Я сразу же подобрал пустые диски, и мы вместе принялись их набивать. Потом он свернул толстую самокрутку и протянул кисет мне. Я отказался. Лейтенант о чем-то вспомнил и поискал в карманах.
— Угощайся, — нашел он пачку немецких трофейных сигарет. Чтобы не обидеть лейтенанта, я взял сигарету, прикурив от его самокрутки. Я ни о чем не расспрашивал лейтенанта. Все было ясно.
— Были чуть дальше впереди, — начал с горечью лейтенант, — но нас оттуда вышибли. Им это дорого обошлось. Наш бог войны около часа пулял в небо. Ихние огневые точки остались целыми и невредимыми. Послушай, как стрекочут немецкие машинки. Танки так и не появились, а саперы для них проходы делали. Нашу роту тоже не поддержали.
Лейтенант казался мне каким-то отрешенным. Он говорил со мною, а его мысли были там, где сидели немцы. Он не реагировал ни на писк телефона, лежавшего у его ног, ни на свист снарядов, ни на разрывы мин. Глаза у него были неподвижны, почерневшее лицо как будто ничего не выражало. Дым самокрутки он глотал как воду и все время настороженно прислушивался.
— Смотри там в оба! — крикнул он кому-то из бойцов, когда вокруг участились короткие автоматные очереди.
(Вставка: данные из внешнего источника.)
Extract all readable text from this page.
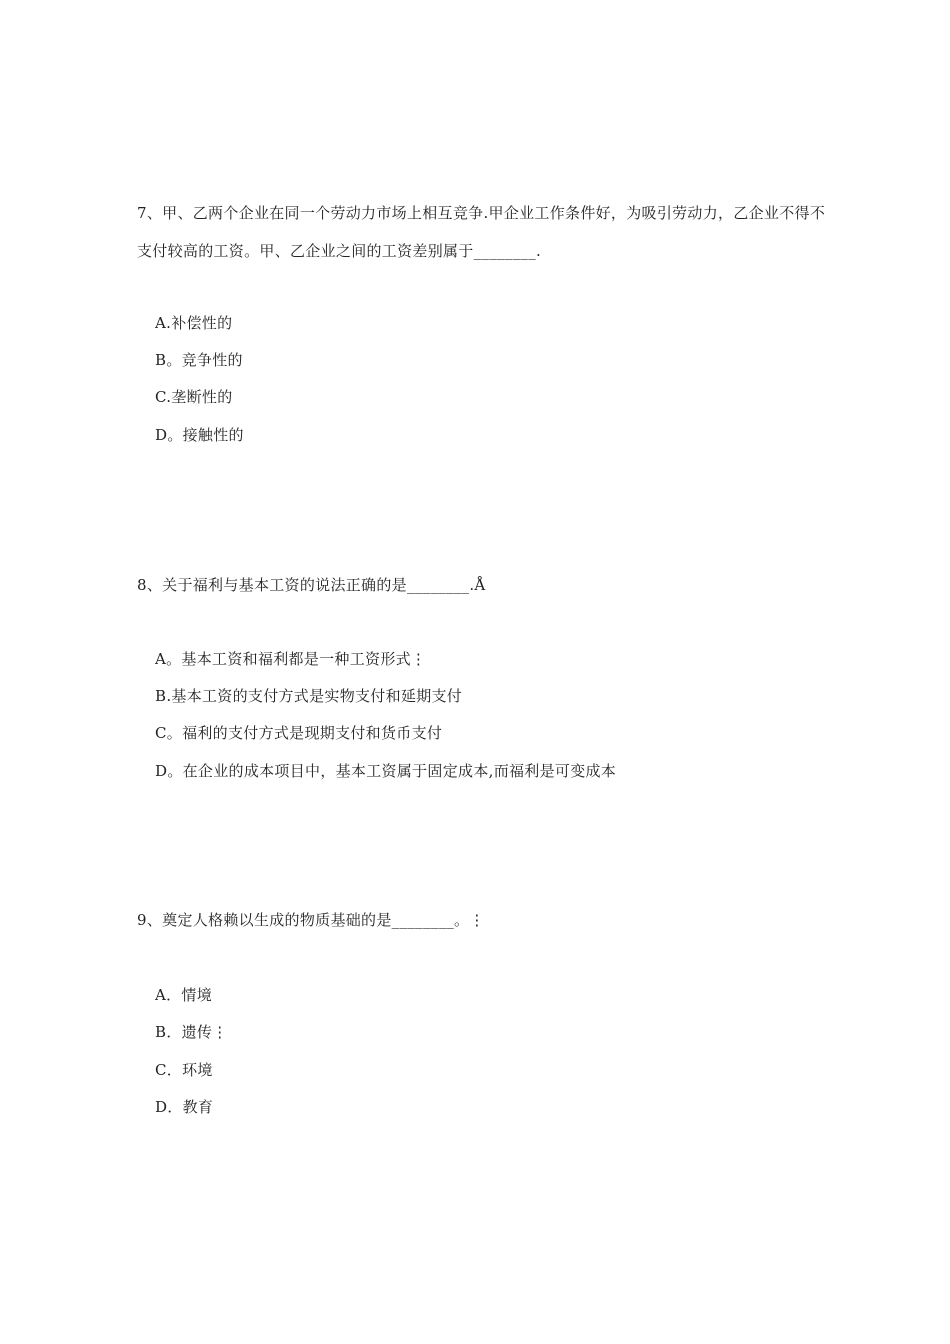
7、甲、乙两个企业在同一个劳动力市场上相互竞争.甲企业工作条件好，为吸引劳动力，乙企业不得不支付较高的工资。甲、乙企业之间的工资差别属于________.
A.补偿性的
B。竞争性的
C.垄断性的
D。接触性的
8、关于福利与基本工资的说法正确的是________.Å
A。基本工资和福利都是一种工资形式⋮
B.基本工资的支付方式是实物支付和延期支付
C。福利的支付方式是现期支付和货币支付
D。在企业的成本项目中，基本工资属于固定成本,而福利是可变成本
9、奠定人格赖以生成的物质基础的是________。⋮
A．情境
B．遗传⋮
C．环境
D．教育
Он уловил их сразу, почти машинально вставил диск и бережно протер рукавицей автомат.
— Вопросы есть?
— Нет.
— Тогда будь здоров. Передай там, у кого будешь, что из траншеи мы не уйдем, если даже будет приказ отступить.
Лейтенант пригнулся и пошел с автоматом по траншее к бойцу, которого он только что предупреждал смотреть в оба.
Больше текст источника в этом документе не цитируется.